— Гей, — сказала дочь Мимлы, перемывавшая из шланга своих маленьких братьев и сестёр. — У тебя такой кислый вид, будто ты клюквы наелся!
— Я больше не искатель приключений, я хочу основать колонию, — мрачно ответил я.
— Вот как! А что это такое?
— Сам не знаю, — пробормотал я. — Должно быть, что-нибудь неслыханно дурацкое. Наверное, лучше уплыть с хатифнаттами, одиноким, как самум или орлан.
— Тогда я тоже отправлюсь с тобой, — заявила дочь Мимлы и перестала качать воду.
— Нет, ты совсем не то что Фредриксон, — сказал я, но мой тон не произвёл надлежащего эффекта.
— Правда! — радостно воскликнула дочь Мимлы. — Мама! Где ты? Опять она куда-то запропастилась!
— Здесь я, — молвила Мимла, высовываясь из-за листа. — Скольких ты уже помыла?
— Половину, — ответила дочь. — Остальные хороши и так. Вот этот тролль пригласил меня в путешествие по белу свету, одинокой, как самум или зяблик.
— Нет, нет, нет! — воскликнул я (надеюсь, вы поймёте мою тревогу). — Я сказал совсем не так.
— А, вспомнила: как орлан, — поправилась дочь Мимлы.
Однако её мама удивлённо воскликнула:
— Что ты говоришь! Стало быть, ты не придёшь к обеду?
— Ах, мама, — сказала дочь Мимлы. — Когда ты в следующий раз увидишь меня, я буду самой большой мимлой на свете! Отправляемся сейчас же?
— При ближайшем рассмотрении, пожалуй, лучше основать колонию, — упавшим голосом ответил я.
— Хорошо, — бодро сказала дочь Мимлы. — Тогда заделаемся колонистами. Смотри, мама, я заправская колонистка и покидаю родной дом.
Дорогие читатели, в ваших же интересах предупреждаю: будьте очень осторожны с мимлами. Они интересуются всем и никак не могут взять в толк, что ими не интересуется никто.
Итак, волей-неволей мне пришлось основать колонию в составе дочки Мимлы, Зверка-Шнырка и Супротивки.
Мы собрались в покинутой штурманской рубке Фредриксона.
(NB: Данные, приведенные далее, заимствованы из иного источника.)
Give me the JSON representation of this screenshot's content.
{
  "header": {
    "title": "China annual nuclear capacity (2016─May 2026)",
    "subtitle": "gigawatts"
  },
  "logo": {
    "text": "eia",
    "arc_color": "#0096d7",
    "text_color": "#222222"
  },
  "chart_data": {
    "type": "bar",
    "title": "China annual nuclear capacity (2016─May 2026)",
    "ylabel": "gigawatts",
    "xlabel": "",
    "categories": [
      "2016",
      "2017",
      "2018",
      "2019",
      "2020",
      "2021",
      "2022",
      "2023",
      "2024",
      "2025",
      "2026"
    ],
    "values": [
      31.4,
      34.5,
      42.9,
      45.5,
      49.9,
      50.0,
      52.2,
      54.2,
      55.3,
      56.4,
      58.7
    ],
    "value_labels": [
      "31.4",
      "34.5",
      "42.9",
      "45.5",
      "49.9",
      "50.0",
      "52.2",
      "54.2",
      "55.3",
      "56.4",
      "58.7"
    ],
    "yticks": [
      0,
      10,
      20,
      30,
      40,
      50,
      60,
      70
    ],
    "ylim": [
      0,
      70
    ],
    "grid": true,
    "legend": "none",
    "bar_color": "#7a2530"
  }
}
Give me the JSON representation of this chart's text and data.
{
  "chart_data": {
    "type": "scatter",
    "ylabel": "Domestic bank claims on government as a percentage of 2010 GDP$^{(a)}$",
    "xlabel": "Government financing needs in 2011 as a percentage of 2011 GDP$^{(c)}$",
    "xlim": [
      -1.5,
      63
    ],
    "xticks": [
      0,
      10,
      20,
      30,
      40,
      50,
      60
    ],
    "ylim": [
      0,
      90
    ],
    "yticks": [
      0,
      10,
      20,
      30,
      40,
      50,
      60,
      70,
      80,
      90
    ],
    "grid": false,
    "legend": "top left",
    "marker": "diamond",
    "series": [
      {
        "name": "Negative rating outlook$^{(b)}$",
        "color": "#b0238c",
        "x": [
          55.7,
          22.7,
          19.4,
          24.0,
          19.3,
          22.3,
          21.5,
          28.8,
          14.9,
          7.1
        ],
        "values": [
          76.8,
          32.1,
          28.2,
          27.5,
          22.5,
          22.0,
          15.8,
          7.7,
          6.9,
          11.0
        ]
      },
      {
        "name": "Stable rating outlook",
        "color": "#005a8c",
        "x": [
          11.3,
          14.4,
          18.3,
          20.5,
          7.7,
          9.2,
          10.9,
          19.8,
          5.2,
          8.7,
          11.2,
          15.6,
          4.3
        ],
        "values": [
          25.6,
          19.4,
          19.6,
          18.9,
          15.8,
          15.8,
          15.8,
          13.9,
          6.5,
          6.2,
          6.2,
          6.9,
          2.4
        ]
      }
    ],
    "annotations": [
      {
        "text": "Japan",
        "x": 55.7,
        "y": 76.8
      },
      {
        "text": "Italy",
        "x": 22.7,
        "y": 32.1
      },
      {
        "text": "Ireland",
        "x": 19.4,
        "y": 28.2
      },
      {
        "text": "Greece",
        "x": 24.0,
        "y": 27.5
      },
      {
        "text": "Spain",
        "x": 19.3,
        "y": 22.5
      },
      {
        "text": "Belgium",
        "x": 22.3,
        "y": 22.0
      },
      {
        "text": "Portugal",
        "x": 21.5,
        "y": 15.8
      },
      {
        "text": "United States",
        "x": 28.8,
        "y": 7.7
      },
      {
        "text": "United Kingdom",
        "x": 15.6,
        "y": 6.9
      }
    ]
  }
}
— Так вот, — сказала дочь Мимлы. — Я спрашивала у мамы, что такое колонист, и она ответила, что это когда живёшь насколько можно ближе друг к другу, потому что одинокому плохо. А потом начинаешь страшно ссориться с другими, потому что это куда приятнее, чем тогда, когда ссориться не с кем. Мама меня предупреждала.
После этих слов воцарилось неодобрительное молчание.
— Когда нам начинать ссориться? Прямо сейчас? — боязливо спросил Зверок-Шнырок. — Я страшно не люблю ссориться. Прошу прощения, но ссориться — это так плохо!
— Это всё не так! — воскликнул Супротивка. — Колония — это место, где живёшь в мире и покое как можно дальше друг от друга. Время от времени случается ЧП, а потом опять мир и покой… Например, можно жить на яблоне. Песни, солнце, спать утром долго-долго, понимаете? Никто не шныряет вокруг, не жужжит тебе в уши про серьёзные дела: мол, не откладывай на завтра то, что можно сделать сегодня. Да пусть всё делается само собой!
— А всё может делаться само собой? — спросил Зверок-Шнырок.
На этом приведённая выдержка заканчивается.